Autophagic cell death
Beyond apoptosis and regulated necrosis, autophagic cell death is
receiving attention as an interesting third form of PCD. Autophagy is in
fact, an adaptive mechanism essential for cell survival under
unfavorable conditions such as starvation, extracellular or
intracellular stress, high temperatures, overcrowding, hypoxia and
antiproliferative stimuli (reviewed in (He
& Klionsky, 2009)). During the autophagic mechanism, the cell
orchestrates a complex response that includes different membrane
rearrangements to form autophagosomes and ultimately autolysosomes,
allowing the cell to digest and catabolize its own constituents to
obtain energy and recycle intracellular molecules
(He & Klionsky, 2009). However, this
process can lead eventually to a form of cell death, in which the cell
“eat itself”, causing irreversible damage like loss of membrane and
organelle integrity (Gudipaty et al.,
2018; Tsujimoto & Shimizu, 2005).
Therefore, autophagy is tightly regulated and depends on a sequence of
specific intracellular events. This multistep process is mediated by a
gene family termed as ATG (autophagy-related genes) and involves
protein-protein interactions and posttranslational modifications, such
as the lipidation of the microtubule-binding protein LC3 (light chain 3)

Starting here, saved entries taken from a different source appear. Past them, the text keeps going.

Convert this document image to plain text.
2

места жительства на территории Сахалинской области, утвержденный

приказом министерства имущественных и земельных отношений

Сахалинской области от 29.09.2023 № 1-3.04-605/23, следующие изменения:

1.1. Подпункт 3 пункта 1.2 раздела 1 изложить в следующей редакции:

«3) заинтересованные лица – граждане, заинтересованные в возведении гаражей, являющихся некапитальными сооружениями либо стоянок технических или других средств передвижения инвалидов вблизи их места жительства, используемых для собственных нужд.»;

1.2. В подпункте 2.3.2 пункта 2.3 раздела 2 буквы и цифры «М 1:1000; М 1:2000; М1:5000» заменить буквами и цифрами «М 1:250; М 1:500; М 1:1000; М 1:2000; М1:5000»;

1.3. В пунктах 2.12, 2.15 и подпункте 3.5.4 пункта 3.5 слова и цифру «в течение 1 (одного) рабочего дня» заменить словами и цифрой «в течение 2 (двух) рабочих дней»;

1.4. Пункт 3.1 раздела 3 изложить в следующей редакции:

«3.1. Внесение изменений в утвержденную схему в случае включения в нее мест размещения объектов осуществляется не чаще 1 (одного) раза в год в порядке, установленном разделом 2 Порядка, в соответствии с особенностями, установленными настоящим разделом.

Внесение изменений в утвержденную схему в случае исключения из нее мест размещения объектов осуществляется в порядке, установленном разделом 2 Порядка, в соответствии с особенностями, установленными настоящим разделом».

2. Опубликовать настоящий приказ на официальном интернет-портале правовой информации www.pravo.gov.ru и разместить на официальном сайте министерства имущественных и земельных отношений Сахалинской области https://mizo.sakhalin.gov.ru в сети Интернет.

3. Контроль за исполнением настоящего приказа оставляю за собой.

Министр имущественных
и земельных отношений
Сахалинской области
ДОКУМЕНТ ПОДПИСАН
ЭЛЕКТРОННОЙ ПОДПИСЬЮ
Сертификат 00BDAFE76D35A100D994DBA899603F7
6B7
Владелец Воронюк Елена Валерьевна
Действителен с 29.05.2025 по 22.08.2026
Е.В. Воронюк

with phosphatidylethanolamine and the degradation of p62 (reviewed in
(Yang et al., 2015)). Autophagy is a
classic pathway that has been studied for years, but more recently,
autophagic cell death is getting attention as a defensive and regulatory
mechanism rather than a deregulation of the process
(D’Arcy, 2019;
Yonekawa & Thorburn, 2013). According to
this, autophagic cell death can acts in a similar way to apoptosis or
necroptosis, representing another self-induced type of cell death in
response to extracellular stressors or pathological stimuli.